Birdemic: Shock and Terror (2010) is more than just the title of a film, it’s also a film. In this film, on a place resembling Earth, in a little burg called Half Moon Bay, software engineer/salesman Rod (Alan Bagh) manages to make the biggest sale of his career and lands a date with supermodel Nathalie (Whitney Moore) on the same day! As their relationship blooms, their world is thrown into chaos as eagles start attacking the people of their coastal town. Somehow, the couple survives only to return in Birdemic 2: The Resurrection (2013). When Rod and Nathalie are just starting their new lives as Hollywood producer and actress respectively, the damn birds return along with resurrected cavepeople and zombies. Birdemic 3: Sea Eagle (2022) is also a film, but the story is totally different as two young and hot scientists find love as groups of people talk at them about global warming for 83 minutes.

I am very late to the party when it comes to Birdemic, probably because I don’t seek out so-bad-they’re-good movies on purpose very often. Don’t get me wrong, I am a huge fan of Zombi 3 (1988), Miami Connection (1987), Hard Ticket to Hawaii (1987), House of the Dead (2003), Grease 2 (1982), etc. and yet Birdemic kept eluding me. After viewing, it, I can honestly say that its reputation as one of the best worst films of all time is well-earned. But what no one told me was how mind-warpingly and unsettlingly weird Birdemic is. I feel as though director, writer, and producer, James Nguyen, was born in a laboratory somewhere and then raised by mannequins before being dropped into the film industry as an adult.
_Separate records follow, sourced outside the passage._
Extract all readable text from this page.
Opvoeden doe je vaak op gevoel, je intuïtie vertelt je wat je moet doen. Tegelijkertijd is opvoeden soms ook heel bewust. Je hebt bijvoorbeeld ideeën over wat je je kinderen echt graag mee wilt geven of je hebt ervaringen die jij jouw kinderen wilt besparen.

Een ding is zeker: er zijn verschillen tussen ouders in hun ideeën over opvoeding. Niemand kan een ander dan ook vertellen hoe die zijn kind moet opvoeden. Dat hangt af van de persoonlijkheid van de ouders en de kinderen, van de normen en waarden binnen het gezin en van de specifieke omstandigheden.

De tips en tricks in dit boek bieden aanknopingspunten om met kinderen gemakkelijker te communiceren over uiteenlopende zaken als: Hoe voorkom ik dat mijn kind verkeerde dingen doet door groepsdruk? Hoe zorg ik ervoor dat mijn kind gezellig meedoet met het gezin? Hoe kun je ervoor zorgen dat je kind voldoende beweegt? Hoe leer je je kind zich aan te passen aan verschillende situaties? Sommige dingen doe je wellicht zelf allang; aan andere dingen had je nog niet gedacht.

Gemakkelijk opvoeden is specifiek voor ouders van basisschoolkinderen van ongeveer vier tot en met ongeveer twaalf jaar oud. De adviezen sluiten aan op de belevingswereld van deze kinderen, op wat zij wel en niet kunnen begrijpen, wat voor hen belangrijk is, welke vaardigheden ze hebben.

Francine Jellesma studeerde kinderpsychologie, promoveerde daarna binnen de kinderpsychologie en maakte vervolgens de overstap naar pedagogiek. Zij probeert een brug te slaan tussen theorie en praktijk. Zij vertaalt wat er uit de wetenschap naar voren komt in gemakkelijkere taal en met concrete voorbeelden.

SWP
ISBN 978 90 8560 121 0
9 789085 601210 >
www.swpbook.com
With music that sounds like it was lifted from the queue of a Disney ride (but in a bad way) and the cinematic prowess of an unpromising film student’s final project, Birdemic is a gamechanger (if the game cartridge is glitching out). The characters are so thinly and wrongheadedly conceived that I was rooting for the computer-generated clip art birds before they even showed up. By the third film I was also rooting for global warming to destroy all of mankind just to get me out of the pain of sitting through it. Even by the second film, some of the actors have a “Why are we even doing this?” vibe to their performances. Whitney Moore’s face slips into a bored, thousand-yard-stare in her very first scene in Birdemic 2. Then later, during the nightclub scene, she bursts into a manic energy that made me afraid for her safety.

I have seen many, many bad films that contain movie mistakes, but I’ve never seen so many mistakes in a trilogy by a single director before. In all three of the physically and emotionally demanding Birdemic movies, I saw mistakes that I could have never even have conceived of. A jump cut in the middle of a word. A scene with at least three different audio sources and all of them badly recorded. Someone’s long hair blowing in the wind in the corner of the frame while the camera is following a car along the road. Whose hair was that? Why was that shot used in the movie? Why am I watching all three of these damn things? Why am I writing about them? What is the point of anything anymore?

Yes, I’m riding these movies pretty hard. The fact is that I’m jealous because Nguyen has made his mark and people are still talking about his work 13 years after it should have been forgotten, and I’ve never made a damned thing. And for real, I’m kinda proud of a guy who had a story to tell, and the fact that he couldn’t tell it was never of any concern. If you love bad movies -heck, if you love good movies- you need to see Birdemic: Shock and Terror. It’s gonzo energy, baffling stylistic choices, and heretofore unimaginable ineptitude will make you applaud too long and too loudly or caw like an enraged and diseased eagle. But prepare yourself for Birdemic 2: The Resurrection because it sucks in ways that you didn’t know things could suck. Throw in a little racial profiling and it all just comes crashing down around you. And then there’s Birdemic 3: Sea Eagle, which I strongly advise that you avoid at all costs. Watching it feels like what I imagine being slowly poisoned to death feels like.

Severin and Intervision have brought Nguyen’s trilogy together and rolled out the bloody red carpet with all the trimmings. The films look as good as they could possibly look and yet still do a disservice to the Blu-ray format thanks to the source material. Severin’s website boasts that these discs have 13+ hours of extras and I’d argue that the less you know about these films and the man behind them, the better. For me, much of the mystique of truly bad movies is getting blindsided and left to ponder just what the hell was going on behind the scenes. I legit hope that someone makes a biopic about James Nguyen someday. The cast commentaries from Moore and Bagh are fun to listen to though.